At times exasperated, though surprisingly patient and accommodating, the 59-year-old Morris ultimately was praised for his fairness by some of the inquisitors he was tasked with guiding and restraining. And friends and acquaintances said that, despite his political leanings, Morris won’t let partisanship influence him when he makes his recommendation about Emanuel, a Democrat.

“This is an exercise in citizenship,” Morris said as he wrapped up the hearing last week.

He complimented the citizen inquisitors on the eloquence of their closing arguments, and joked that he certainly never was tempted to fall asleep during the hearings, which repeatedly threatened to vault from fact to farce.

Chris Robling, a Republican political activist who has known Morris for years, said it was no surprise he would go out of his way to give people their say during the hearing.

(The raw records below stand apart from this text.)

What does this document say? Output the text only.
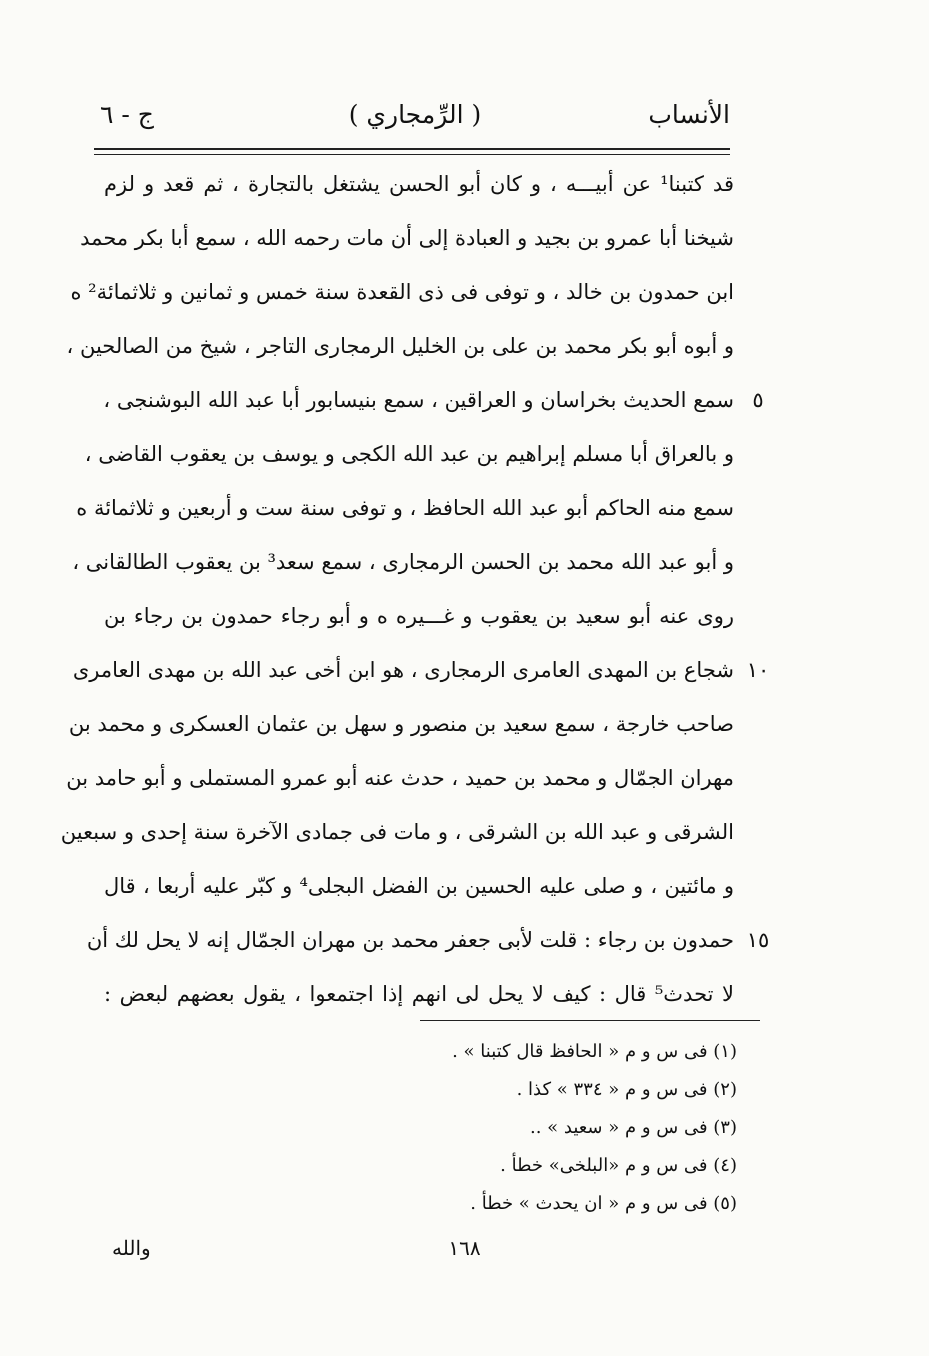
الأنساب
( الرِّمجاري )
ج - ٦
قد كتبنا¹ عن أبيـــه ، و كان أبو الحسن يشتغل بالتجارة ، ثم قعد و لزم
شيخنا أبا عمرو بن بجيد و العبادة إلى أن مات رحمه الله ، سمع أبا بكر محمد
ابن حمدون بن خالد ، و توفى فى ذى القعدة سنة خمس و ثمانين و ثلاثمائة² ه
و أبوه أبو بكر محمد بن على بن الخليل الرمجارى التاجر ، شيخ من الصالحين ،
٥
سمع الحديث بخراسان و العراقين ، سمع بنيسابور أبا عبد الله البوشنجى ،
و بالعراق أبا مسلم إبراهيم بن عبد الله الكجى و يوسف بن يعقوب القاضى ،
سمع منه الحاكم أبو عبد الله الحافظ ، و توفى سنة ست و أربعين و ثلاثمائة ه
و أبو عبد الله محمد بن الحسن الرمجارى ، سمع سعد³ بن يعقوب الطالقانى ،
روى عنه أبو سعيد بن يعقوب و غـــيره ه و أبو رجاء حمدون بن رجاء بن
١٠
شجاع بن المهدى العامرى الرمجارى ، هو ابن أخى عبد الله بن مهدى العامرى
صاحب خارجة ، سمع سعيد بن منصور و سهل بن عثمان العسكرى و محمد بن
مهران الجمّال و محمد بن حميد ، حدث عنه أبو عمرو المستملى و أبو حامد بن
الشرقى و عبد الله بن الشرقى ، و مات فى جمادى الآخرة سنة إحدى و سبعين
و مائتين ، و صلى عليه الحسين بن الفضل البجلى⁴ و كبّر عليه أربعا ، قال
١٥
حمدون بن رجاء : قلت لأبى جعفر محمد بن مهران الجمّال إنه لا يحل لك أن
لا تحدث⁵ قال : كيف لا يحل لى انهم إذا اجتمعوا ، يقول بعضهم لبعض :
(١) فى س و م « الحافظ قال كتبنا » .
(٢) فى س و م « ٣٣٤ » كذا .
(٣) فى س و م « سعيد » ..
(٤) فى س و م «البلخى» خطأ .
(٥) فى س و م « ان يحدث » خطأ .
١٦٨
والله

“Two years from now, if you had to write a story about Joe Morris and fairness, one of the sources would be Rahm Emanuel,” said Robling, who helped Morris land his job as a hearing officer with the elections board in the early 1990s. “I think Joe has a civic conscience about his place in society as an attorney, as an advocate. I think he cares very deeply about justice being done.”

The ultimate decision whether Emanuel’s name will be on the Feb. 22 ballot will fall to the three-member election board, which is likely to decide at its scheduled meeting Thursday. Appointed by the chief judge of the Cook County Circuit Court, all three are attorneys, two of them Democrats, the third a Republican.